Alongside all of her teenage dilemmas, Judy becomes fearful that her father (Wallace Beery) may be stepping out on his marriage with a beautiful dance instructor (Carmen Miranda).
Richard Thorpe directs 1948’s A Date with Judy. The film is inspired by a radio show following the many adventures of Judy Foster and her family.
A Date with Judy‘s opening narration paints a portrait of a picturesque life in Santa Barbara. The families are happy, the homes are nice, and the students always have something exciting going on at the local high school. The complications of this seemingly-ideal life are revealed as the film progresses, but of course, all problems are minor. And in a happy community like Santa Barbara, the end of the story is always going to be sunny!

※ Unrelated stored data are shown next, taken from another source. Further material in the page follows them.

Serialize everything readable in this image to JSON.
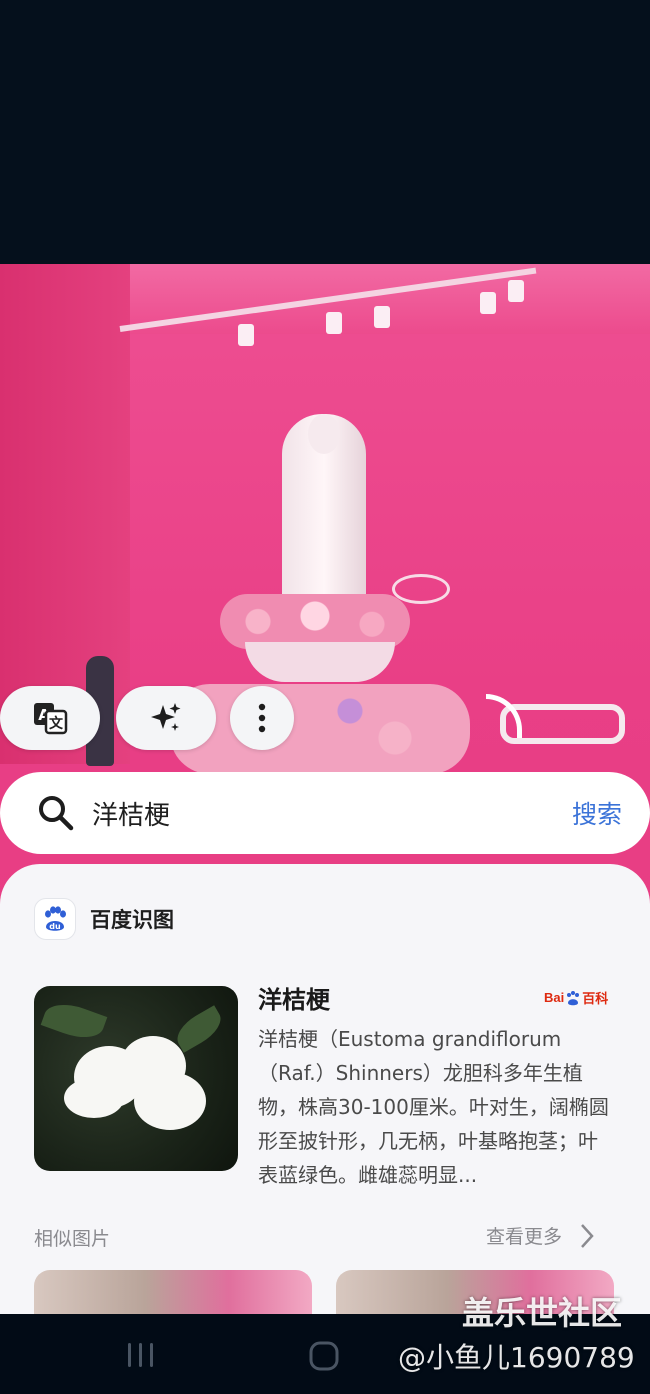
{
  "search": {
    "query": "洋桔梗",
    "button_label": "搜索"
  },
  "source": {
    "name": "百度识图"
  },
  "result": {
    "title": "洋桔梗",
    "brand_bai": "Bai",
    "brand_baike": "百科",
    "description": "洋桔梗（Eustoma grandiflorum（Raf.）Shinners）龙胆科多年生植物，株高30-100厘米。叶对生，阔椭圆形至披针形，几无柄，叶基略抱茎；叶表蓝绿色。雌雄蕊明显..."
  },
  "similar": {
    "label": "相似图片",
    "more_label": "查看更多"
  },
  "watermark": {
    "line1": "盖乐世社区",
    "line2": "@小鱼儿1690789"
  },
  "colors": {
    "accent": "#3b73d8",
    "brand_red": "#de2910",
    "photo_pink": "#e93f86"
  }
}
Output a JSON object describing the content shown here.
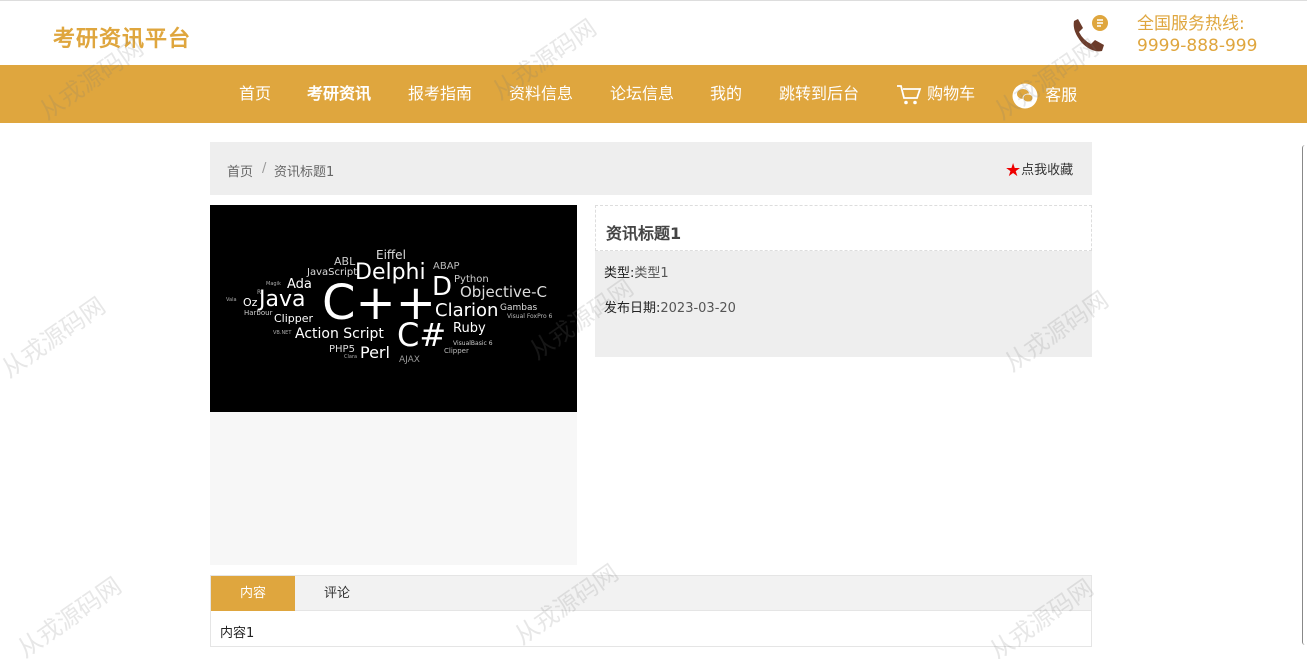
{
  "header": {
    "logo": "考研资讯平台",
    "hotline_label": "全国服务热线:",
    "hotline_number": "9999-888-999",
    "hotline_icon": "phone-icon"
  },
  "nav": {
    "items": [
      {
        "label": "首页"
      },
      {
        "label": "考研资讯",
        "active": true
      },
      {
        "label": "报考指南"
      },
      {
        "label": "资料信息"
      },
      {
        "label": "论坛信息"
      },
      {
        "label": "我的"
      },
      {
        "label": "跳转到后台"
      },
      {
        "label": "购物车",
        "icon": "cart-icon"
      },
      {
        "label": "客服",
        "icon": "wechat-icon"
      }
    ]
  },
  "breadcrumb": {
    "home": "首页",
    "separator": "/",
    "current": "资讯标题1",
    "favorite_label": "点我收藏"
  },
  "image": {
    "words": [
      "ABL",
      "Eiffel",
      "JavaScript",
      "Delphi",
      "ABAP",
      "Python",
      "Objective-C",
      "Ada",
      "Java",
      "C++",
      "D",
      "Clarion",
      "Gambas",
      "Visual FoxPro 6",
      "Oz",
      "Harbour",
      "Clipper",
      "Action Script",
      "C#",
      "Ruby",
      "VB.NET",
      "PHP5",
      "Perl",
      "VisualBasic 6",
      "Clipper",
      "AJAX",
      "Magik",
      "Vala",
      "R",
      "Clara"
    ]
  },
  "info": {
    "title": "资讯标题1",
    "type_label": "类型:",
    "type_value": "类型1",
    "date_label": "发布日期:",
    "date_value": "2023-03-20"
  },
  "tabs": {
    "items": [
      {
        "label": "内容",
        "active": true
      },
      {
        "label": "评论"
      }
    ],
    "content": "内容1"
  },
  "watermark": "从戎源码网",
  "colors": {
    "accent": "#DFA63E",
    "star": "#E00000"
  }
}
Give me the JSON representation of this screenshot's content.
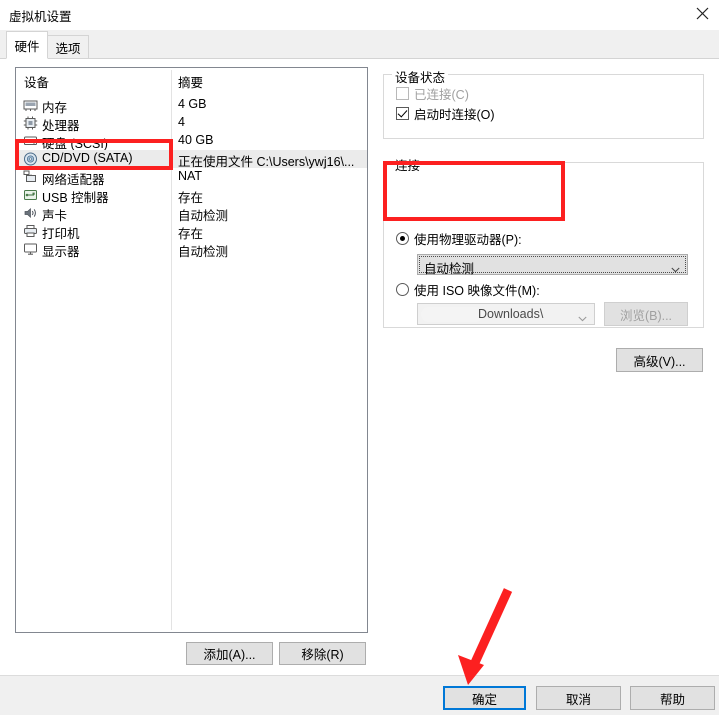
{
  "window": {
    "title": "虚拟机设置",
    "close_icon": "close-icon"
  },
  "tabs": [
    {
      "label": "硬件",
      "active": true
    },
    {
      "label": "选项",
      "active": false
    }
  ],
  "device_list": {
    "columns": {
      "device": "设备",
      "summary": "摘要"
    },
    "rows": [
      {
        "icon": "memory-icon",
        "label": "内存",
        "summary": "4 GB",
        "selected": false
      },
      {
        "icon": "cpu-icon",
        "label": "处理器",
        "summary": "4",
        "selected": false
      },
      {
        "icon": "harddisk-icon",
        "label": "硬盘 (SCSI)",
        "summary": "40 GB",
        "selected": false
      },
      {
        "icon": "cd-dvd-icon",
        "label": "CD/DVD (SATA)",
        "summary": "正在使用文件 C:\\Users\\ywj16\\...",
        "selected": true
      },
      {
        "icon": "network-icon",
        "label": "网络适配器",
        "summary": "NAT",
        "selected": false
      },
      {
        "icon": "usb-icon",
        "label": "USB 控制器",
        "summary": "存在",
        "selected": false
      },
      {
        "icon": "sound-icon",
        "label": "声卡",
        "summary": "自动检测",
        "selected": false
      },
      {
        "icon": "printer-icon",
        "label": "打印机",
        "summary": "存在",
        "selected": false
      },
      {
        "icon": "display-icon",
        "label": "显示器",
        "summary": "自动检测",
        "selected": false
      }
    ]
  },
  "list_buttons": {
    "add": "添加(A)...",
    "remove": "移除(R)"
  },
  "device_status": {
    "title": "设备状态",
    "connected": {
      "label": "已连接(C)",
      "checked": false,
      "disabled": true
    },
    "connect_at_power_on": {
      "label": "启动时连接(O)",
      "checked": true,
      "disabled": false
    }
  },
  "connection": {
    "title": "连接",
    "use_physical_drive": {
      "label": "使用物理驱动器(P):",
      "selected": true
    },
    "physical_drive_value": "自动检测",
    "use_iso_image": {
      "label": "使用 ISO 映像文件(M):",
      "selected": false
    },
    "iso_path_value": "Downloads\\",
    "browse_button": "浏览(B)...",
    "advanced_button": "高级(V)..."
  },
  "dialog_buttons": {
    "ok": "确定",
    "cancel": "取消",
    "help": "帮助"
  },
  "annotations": {
    "highlight_color": "#fc2020",
    "arrow_target": "确定"
  }
}
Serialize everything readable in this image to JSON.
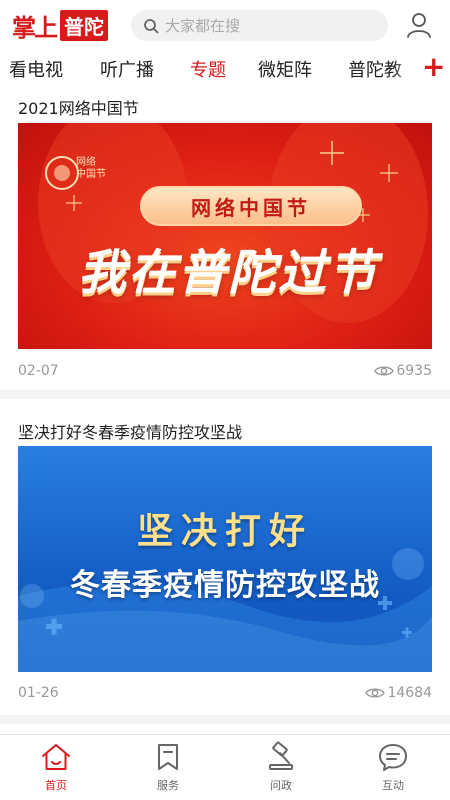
{
  "header": {
    "logo_part1": "掌上",
    "logo_part2": "普陀",
    "search_placeholder": "大家都在搜"
  },
  "tabs": {
    "items": [
      {
        "label": "看电视",
        "active": false
      },
      {
        "label": "听广播",
        "active": false
      },
      {
        "label": "专题",
        "active": true
      },
      {
        "label": "微矩阵",
        "active": false
      },
      {
        "label": "普陀教",
        "active": false
      }
    ],
    "add_label": "+"
  },
  "feed": [
    {
      "title": "2021网络中国节",
      "banner_logo_text": "网络\n中国节",
      "banner_pill": "网络中国节",
      "banner_headline": "我在普陀过节",
      "date": "02-07",
      "views": "6935"
    },
    {
      "title": "坚决打好冬春季疫情防控攻坚战",
      "banner_line1": "坚决打好",
      "banner_line2": "冬春季疫情防控攻坚战",
      "date": "01-26",
      "views": "14684"
    }
  ],
  "bottom_nav": {
    "items": [
      {
        "label": "首页",
        "icon": "home-icon",
        "active": true
      },
      {
        "label": "服务",
        "icon": "bookmark-icon",
        "active": false
      },
      {
        "label": "问政",
        "icon": "gavel-icon",
        "active": false
      },
      {
        "label": "互动",
        "icon": "chat-icon",
        "active": false
      }
    ]
  },
  "colors": {
    "accent": "#d71a1b",
    "background": "#f4f4f4",
    "muted_text": "#999999"
  }
}
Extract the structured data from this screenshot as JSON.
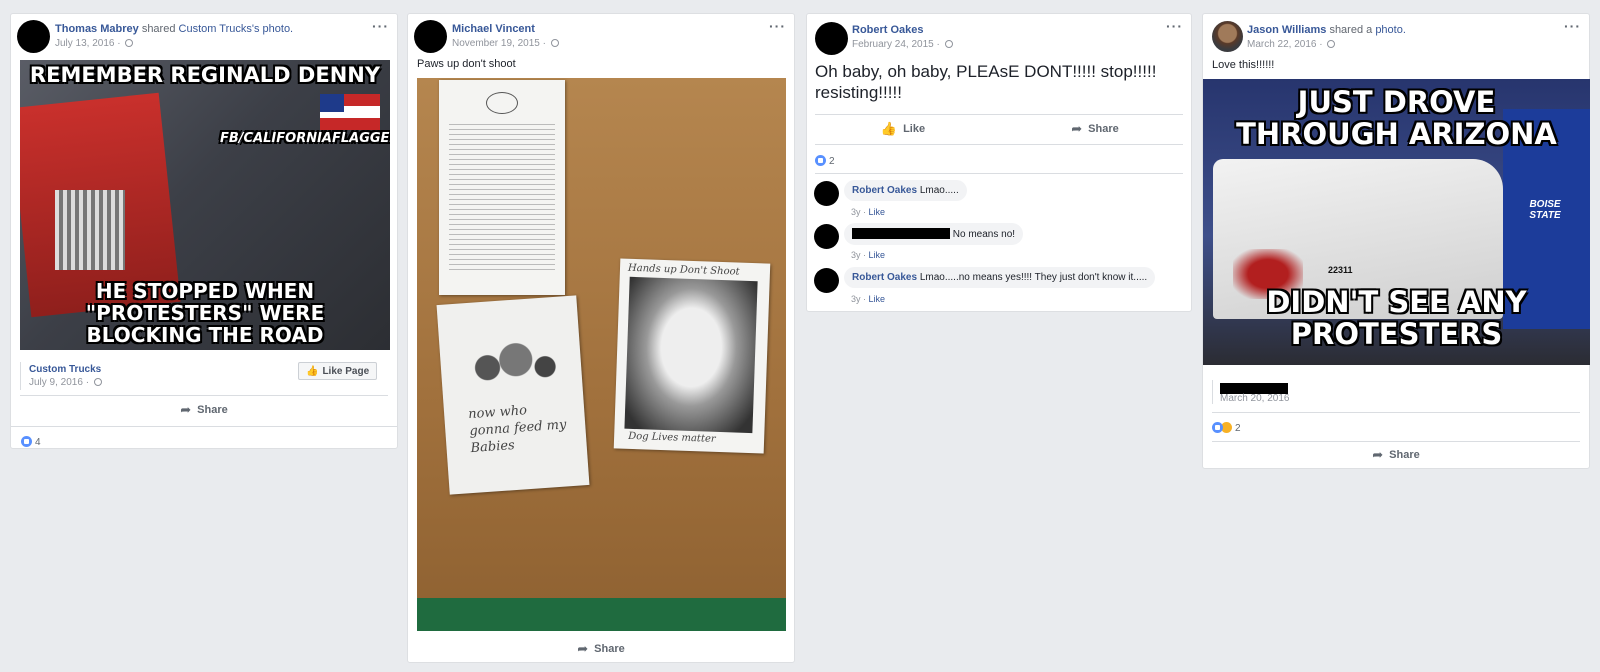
{
  "colors": {
    "background": "#e9ebee",
    "link": "#385898",
    "like": "#5890ff"
  },
  "posts": [
    {
      "author": "Thomas Mabrey",
      "action": "shared",
      "target": "Custom Trucks",
      "target_suffix": "'s photo.",
      "date": "July 13, 2016 ·",
      "meme_top": "REMEMBER REGINALD DENNY",
      "meme_tag": "FB/CALIFORNIAFLAGGERS",
      "meme_bottom": "HE STOPPED WHEN \"PROTESTERS\" WERE BLOCKING THE ROAD",
      "page_name": "Custom Trucks",
      "page_date": "July 9, 2016 ·",
      "like_page": "Like Page",
      "share": "Share",
      "reactions": "4"
    },
    {
      "author": "Michael Vincent",
      "date": "November 19, 2015 ·",
      "text": "Paws up don't shoot",
      "note1": "now who gonna feed my Babies",
      "note2_top": "Hands up Don't Shoot",
      "note2_bottom": "Dog Lives matter",
      "share": "Share"
    },
    {
      "author": "Robert Oakes",
      "date": "February 24, 2015 ·",
      "text": "Oh baby, oh baby, PLEAsE DONT!!!!! stop!!!!! resisting!!!!!",
      "like": "Like",
      "share": "Share",
      "reactions": "2",
      "comments": [
        {
          "author": "Robert Oakes",
          "text": "Lmao.....",
          "meta_time": "3y",
          "meta_like": "Like"
        },
        {
          "author": "",
          "text": "No means no!",
          "meta_time": "3y",
          "meta_like": "Like"
        },
        {
          "author": "Robert Oakes",
          "text": "Lmao.....no means yes!!!! They just don't know it.....",
          "meta_time": "3y",
          "meta_like": "Like"
        }
      ]
    },
    {
      "author": "Jason Williams",
      "action": "shared a",
      "target": "photo.",
      "date": "March 22, 2016 ·",
      "text": "Love this!!!!!!",
      "meme_top": "JUST DROVE THROUGH ARIZONA",
      "meme_bottom": "DIDN'T SEE ANY PROTESTERS",
      "meme_side": "BOISE STATE",
      "meme_number": "22311",
      "shared_date": "March 20, 2016",
      "reactions": "2",
      "share": "Share"
    }
  ]
}
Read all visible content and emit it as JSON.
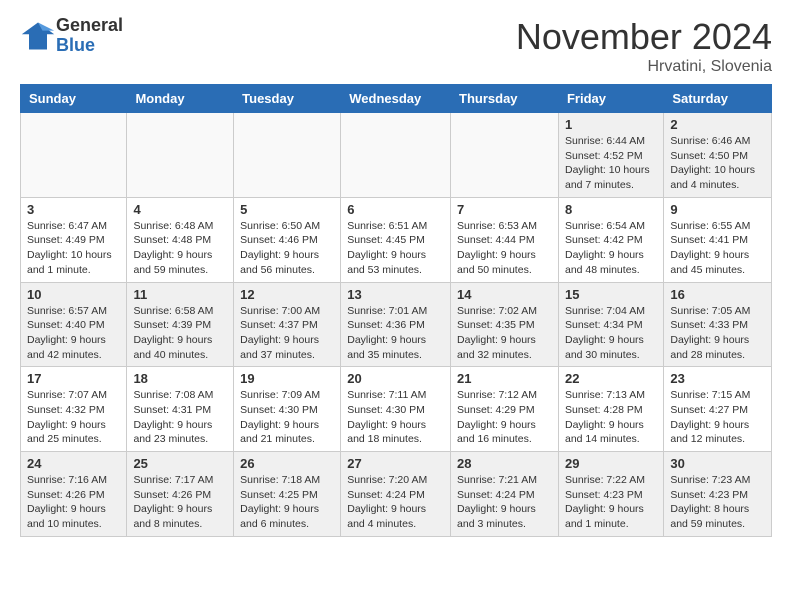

Jane Powell is cast in the role of a sweet but spunky girl-next-door type, as usual. Taylor’s role of resident mean girl is much more interesting as this film appeared during her transition from child star to leading lady. Both ladies, however, do very well in their roles.
A few great supporting performances are delivered along with the delightful work of our gals Liz and Jane. Carmen Miranda is wonderfully funny and shows off her talents for dance, Wallace Beery brings many laughs (especially with his attempts at dancing), and there’s Lloyd Corrigan as “Pop,” the friendly neighborhood drug store/soda shop owner.
A Date with Judy is good, clean fun with plenty of lovely songs. This teen dramedy may seem a bit dated (to today’s viewer), but it offers a charmingly quaint portrayal of the life of a teen girl in the mid-century.
I can do charmingly quaint. In fact, I dig charmingly quaint. Great job on this, Lindsey.